Connect to the data studio
This data studio will start an RStudio environment which already contains the necessary R packages for deploying an RShiny application to interact with various visualizations of the RNAseq data. The studio also contains an R Markdown document with the commands in place to generate the application.
Deploy the RShiny app in the data studio by selecting the green play button on the last chunk of the R script:
Explore results in the RShiny app
The RShiny app will deploy in a separate browser window, providing a data interface. Here you can view information about your sample data, perform QC or exploratory analysis, and view the differential expression analyses.
Sample clustering with PCA plots
In the QC/Exploratory tab, select the PCA (Principal Component Analysis) plot to visualize how the samples group together based on their gene expression profiles.

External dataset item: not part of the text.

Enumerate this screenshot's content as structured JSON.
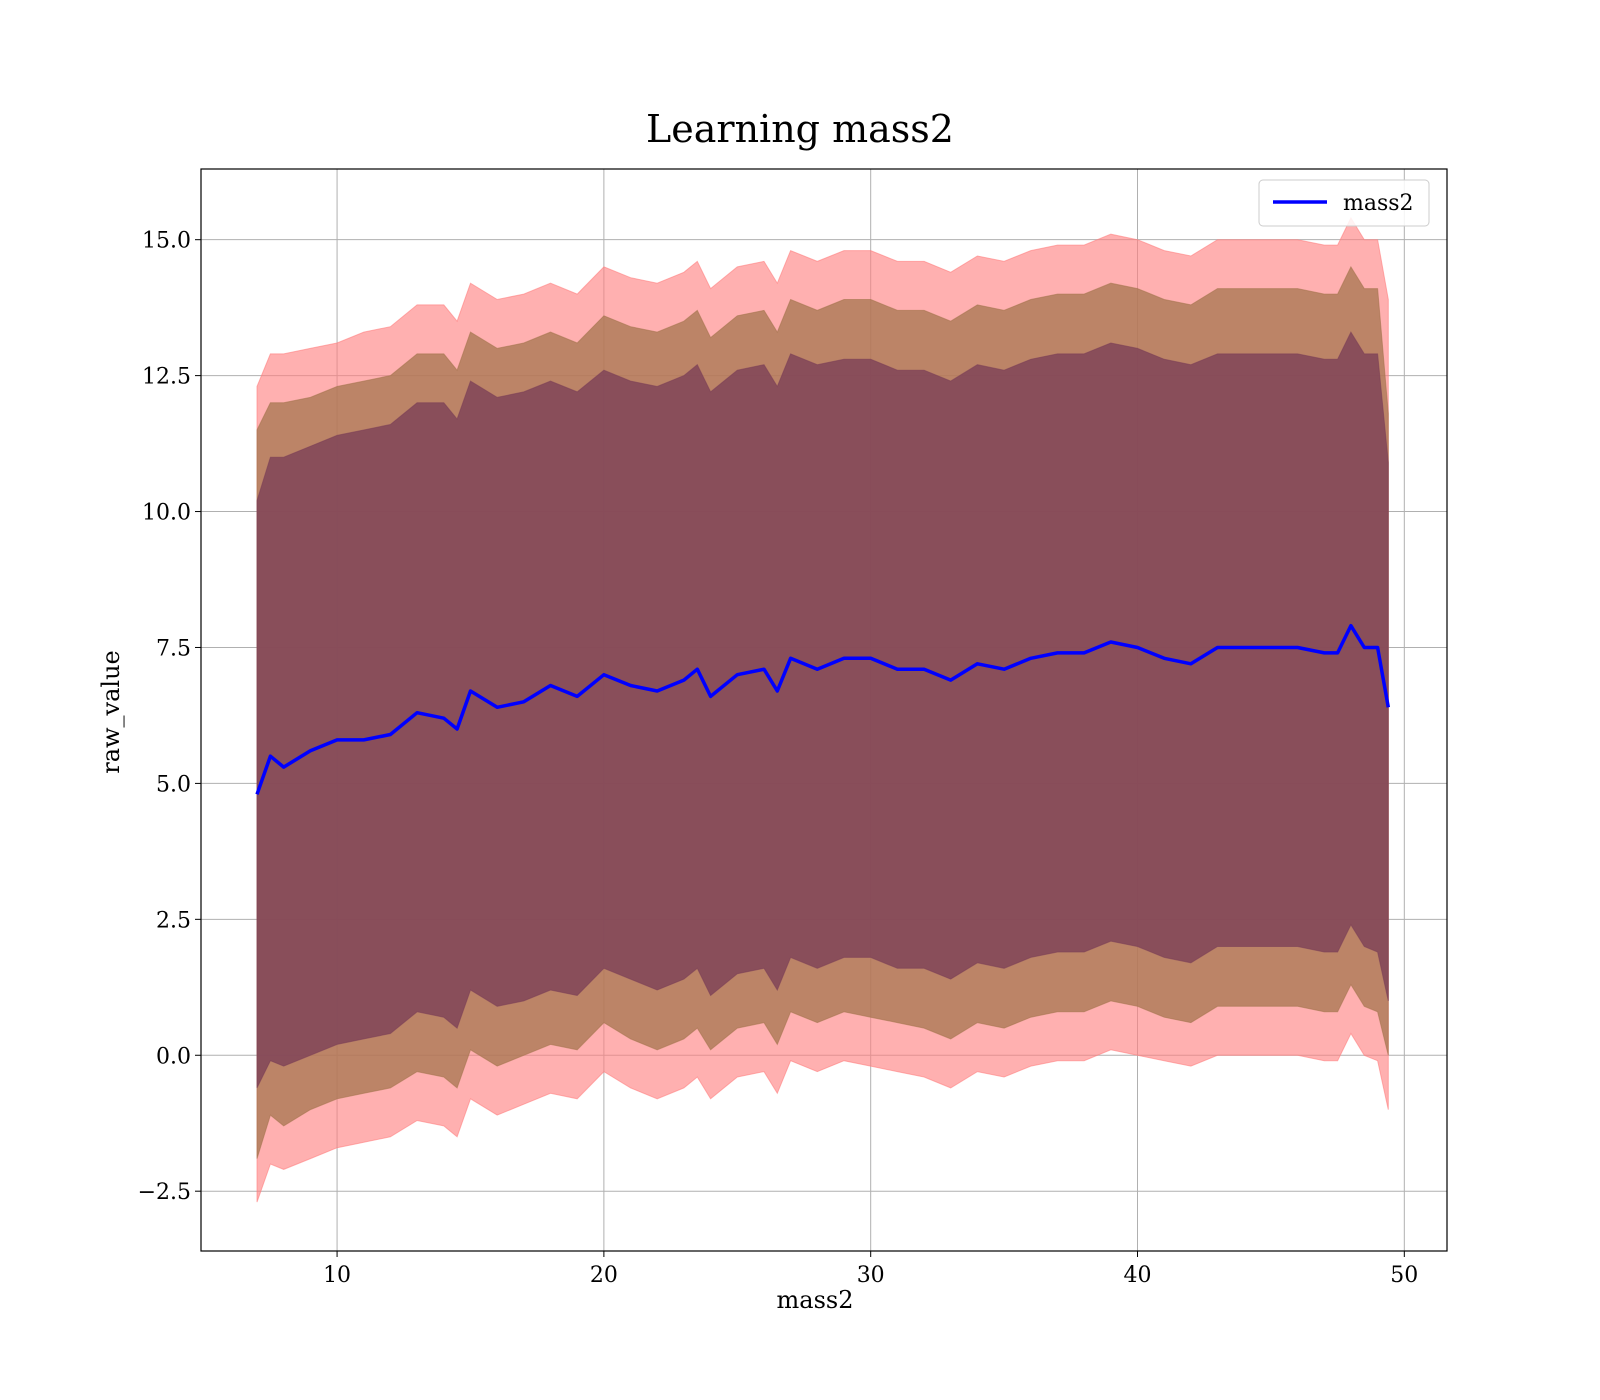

In this example, we used RNA sequencing data from the publicly-available ENCODE project, which includes samples from four different cell lines:
- GM12878 — a lymphoblastoid cell line
- K562 — a chronic myelogenous leukemia cell line
- MCF-7 — a breast cancer cell line
- H1-hESC — a human embryonic stem cell line
What to look for in the PCA plot:
- Replicate clustering: Ideally, replicates of the same cell type should cluster closely together. For example, replicates of the MCF-7 cells group together. This indicates consistent gene expression profiles among replicates.
- Cell type separation: Different cell types should form distinct clusters. For instance, GM12878, K562, MCF-7, and H1-hESC cells should each form their own separate clusters, reflecting their unique gene expression patterns.
From this PCA plot, you can gain insights into the consistency and quality of your sequencing data, identify any potential issues, and understand the major sources of variation among your samples - all directly in Platform.
Gene expression changes with Volcano plots
In the Differential tab, select Volcano plots to compare genes with significant changes in expression between two samples. For example, filter for Type: H1 vs MCF-7
to view the differences in expression between these two cell lines.
-
Identify upregulated and downregulated genes: The x-axis of the volcano plot represents the log2 fold change in gene expression between the H1 and MCF-7 cell lines, while the y-axis represents the statistical significance of the changes.
- Upregulated genes in MCF-7: Genes on the left side of the plot (negative fold change) are upregulated in the MCF-7 samples compared to H1. For example, the SHH gene, which is known to be upregulated in cancer cell lines, prominently appears here.
-
Filtering for specific genes: If you are interested in specific genes, use the filter function. For example, filter for the SHH gene in the table below the plot. This allows you to quickly locate and examine this gene in more detail.
-
Gene expression bar plot: After filtering for the SHH gene, select it to navigate to a gene expression bar plot. This plot will show you the expression levels of SHH across all samples, allowing you to see in which samples it is most highly expressed.
- Here, SHH is most highly expressed in MCF-7, which aligns with its known role in cancer cell proliferation.
Using the volcano plot, you can effectively identify and explore the genes with the most significant changes in expression between your samples, providing a deeper understanding of the molecular differences.
Collaborate in the data studio
To share the results of your RNAseq analysis or allow colleagues to perform exploratory analysis, share a link to the data studio by selecting the options menu for the data studio you want to share, then select Copy data studio URL. With this link, other authenticated users with the Connect role (or greater) can access the session directly.